D'où M. Guay tient-il, par exemple, qu'au moins la moitié des 44 % de Québécois qui se déclaraient souverainistes lors du dernier sondage de la maison CROP, en septembre dernier, continuent de se dire souverainistes par habitude sans vraiment y croire? Pourquoi ces gens-là répondraient-ils ainsi? Quelle analyse du comportement électoral ou quelle théorie de la science politique soutient cette conclusion? Il n'y en a aucune.
On peut certainement dire que l'appui dans les sondages n'est pas une garantie que la souveraineté soit à portée de main, mais cela n'est pas suffisant pour recommander de remiser ses rêves ou, dirais-je plutôt, ses projets.
Le raisonnement du professeur Guay comporte une faille d'une dimension abyssale.

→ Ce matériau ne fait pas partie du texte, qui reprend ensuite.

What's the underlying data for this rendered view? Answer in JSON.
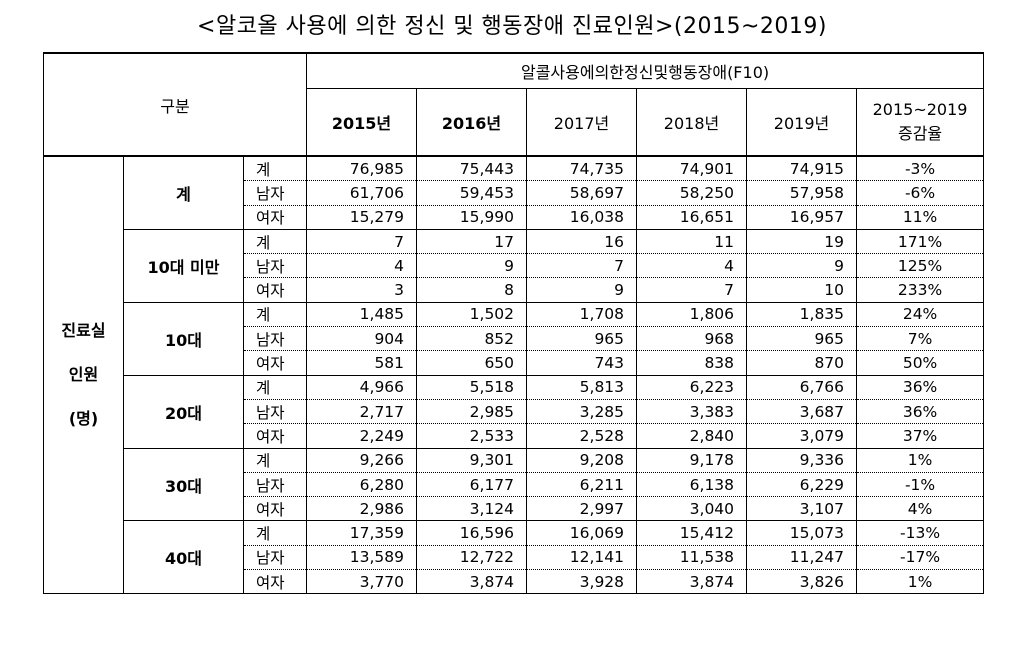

Argument massue pour porter le deuil: les raisins de la colère auraient disparu. «L'insécurité linguistique n'habite plus le milieu du travail ou celui du commerce et le sentiment d'infériorité est rentré dans les livres d'histoire», écrit-il. Le Québec a tellement progressé depuis les années 1960 qu'il n'y aurait plus de raisons, aujourd'hui, de fonder un nouveau pays.
Si l'on suit la logique du professeur, on devrait conclure que plus l'insécurité est forte, plus l'appui à la souveraineté devrait être élevée. Or l'insécurité culturelle était plus forte en 1970 ou même en 1980 qu'elle ne l'était en 1995. L'appui à la souveraineté aurait donc dû être plus élevé il y a 20 ou 30 ans qu'aujourd'hui. Chacun sait que c'est l'inverse qui est vrai. En 1980, 40 % des Québécois ont voté OUI au référendum. En 1995, l'appui avait grimpé à 49,4 %, et ce, malgré la réduction de l'écart de salaire entre francophones et anglophones, malgré les succès de Québec inc. et la renommée internationale de la chanson québécoise, malgré la construction d'un État providence moderne. Bref, malgré nos succès.
Dans un ouvrage paru peu de temps après le référendum de 1995 (Un combat inachevé), le sociologue Maurice Pinard, de l'Université McGill, s'est demandé pourquoi l'appui à la souveraineté avait augmenté en moyenne d'un point de pourcentage par année depuis 25 ans alors que, comme le dit M. Guay, les griefs entretenus par la population francophone (insécurité linguistique, sentiment d'infériorité) n'avaient, du moins théoriquement, plus leur raison d'être. Il a découvert trois choses.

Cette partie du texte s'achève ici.